March is the time to get those seeds started. The days will start getting longer, and your house plants will begin to wake up from their winter nap.
Flower Beds, Trees and Shrubs
- Plant bulbs for spring and summer flowers such as dahlia, canna, and gloriosa. Amend beds with organic matter and provide stakes for growth.
- Plant warm-season annual flowers, such as asters, calendulas, cosmos, impatiens, phlox, salvia, and zinnias.
- Continue pruning summer-flowering shrubs, such as althea, hibiscus, and oleander. Do not prune spring-flowering shrubs until the last flowers have faded (but before new buds set).
- Prune evergreen hedges but remember to keep the base wider than the top to allow for more even exposure to sunlight.
- Continue planting hardy vegetable crops that mature quickly. Good choices are turnips, mustard, radishes, and spring onions.
- If the weather cooperates, you can direct sow some crops such as carrots, peas Swiss chard, spinach, collards, kale leaf lettuce, onions, parsley, parsnips, beets, and radishes.

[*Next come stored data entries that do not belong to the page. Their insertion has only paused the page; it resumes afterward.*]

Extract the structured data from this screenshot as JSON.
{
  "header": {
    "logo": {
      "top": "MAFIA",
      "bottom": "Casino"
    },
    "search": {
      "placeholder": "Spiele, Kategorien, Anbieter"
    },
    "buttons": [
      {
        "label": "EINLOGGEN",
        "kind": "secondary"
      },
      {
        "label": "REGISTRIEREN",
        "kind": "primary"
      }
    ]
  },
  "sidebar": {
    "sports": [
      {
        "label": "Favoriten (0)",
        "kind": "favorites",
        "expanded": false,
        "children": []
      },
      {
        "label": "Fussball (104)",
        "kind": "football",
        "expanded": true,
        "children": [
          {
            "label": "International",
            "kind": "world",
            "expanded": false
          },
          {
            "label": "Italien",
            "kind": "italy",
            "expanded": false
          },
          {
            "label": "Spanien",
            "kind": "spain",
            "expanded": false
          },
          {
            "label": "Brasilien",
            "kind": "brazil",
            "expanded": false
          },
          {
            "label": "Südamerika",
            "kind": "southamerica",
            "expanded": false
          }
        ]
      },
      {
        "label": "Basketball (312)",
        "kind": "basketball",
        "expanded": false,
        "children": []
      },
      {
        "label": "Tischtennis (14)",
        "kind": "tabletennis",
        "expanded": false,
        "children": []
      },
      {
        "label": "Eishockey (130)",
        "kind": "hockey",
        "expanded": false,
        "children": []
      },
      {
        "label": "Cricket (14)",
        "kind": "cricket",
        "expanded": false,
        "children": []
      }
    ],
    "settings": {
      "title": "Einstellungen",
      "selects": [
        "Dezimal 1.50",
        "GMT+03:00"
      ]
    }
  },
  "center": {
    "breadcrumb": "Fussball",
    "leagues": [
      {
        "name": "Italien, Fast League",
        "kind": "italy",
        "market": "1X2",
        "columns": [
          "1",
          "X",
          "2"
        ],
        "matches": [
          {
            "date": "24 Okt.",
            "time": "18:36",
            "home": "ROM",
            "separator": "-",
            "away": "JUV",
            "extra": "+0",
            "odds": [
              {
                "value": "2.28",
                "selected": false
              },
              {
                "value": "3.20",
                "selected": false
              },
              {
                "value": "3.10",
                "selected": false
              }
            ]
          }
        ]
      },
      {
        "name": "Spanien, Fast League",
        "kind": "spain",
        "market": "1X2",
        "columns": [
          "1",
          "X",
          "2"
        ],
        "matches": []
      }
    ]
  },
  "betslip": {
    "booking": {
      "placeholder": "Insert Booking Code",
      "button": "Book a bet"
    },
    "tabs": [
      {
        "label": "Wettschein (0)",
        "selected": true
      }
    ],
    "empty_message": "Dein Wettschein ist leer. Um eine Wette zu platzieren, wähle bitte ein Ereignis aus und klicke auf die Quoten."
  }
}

- Pull back any protective mulch put down on your strawberry and asparagus beds and plant any new beds you have planned.
- Side-dress your early-planted crops with compost.
- Once all danger of frost has passed (April 11-20), you can transplant tender vegetables, such as tomatoes and peppers. Before planting, harden-off by placing containers outdoors in a sheltered area for a few days.
- Thin seedlings when they are 2- to 3-inches tall to give them room for growth.
- Raspberry canes that will produce this year’s crop can be pruned back by 1/4. If you haven’t already, cut last year’s fruiting canes to the ground.
- Rake up any leaves from your lawn
- You can plant lawn seeds now, if needed. Keep seed moist.
- Mow your lawn at recommended heights (St. Augustine and Bahia: 3 to 4 inches; Centipede: 1.5 to 2 inches; Dwarf St. Augustine: 2.5 inches).
- Fertilize lawns with a slow-release nitrogen after danger of frost is clearly passed.
- Fertilize your house plants with a diluted solution of soluble houseplant food.
- If you have not done so already, you can apply a pre-emergent herbicide to your lawn to help prevent any summer weeds.
- Apply a layer of mulch around your newly planted shrubs, flowers, and vegetables to help prevent weeds.
- Begin removing cool-season weeds from beds.
- Check sprinkler systems for any issues and fix, as needed.
- Apply soil amendments in accordance with soil test recommendations.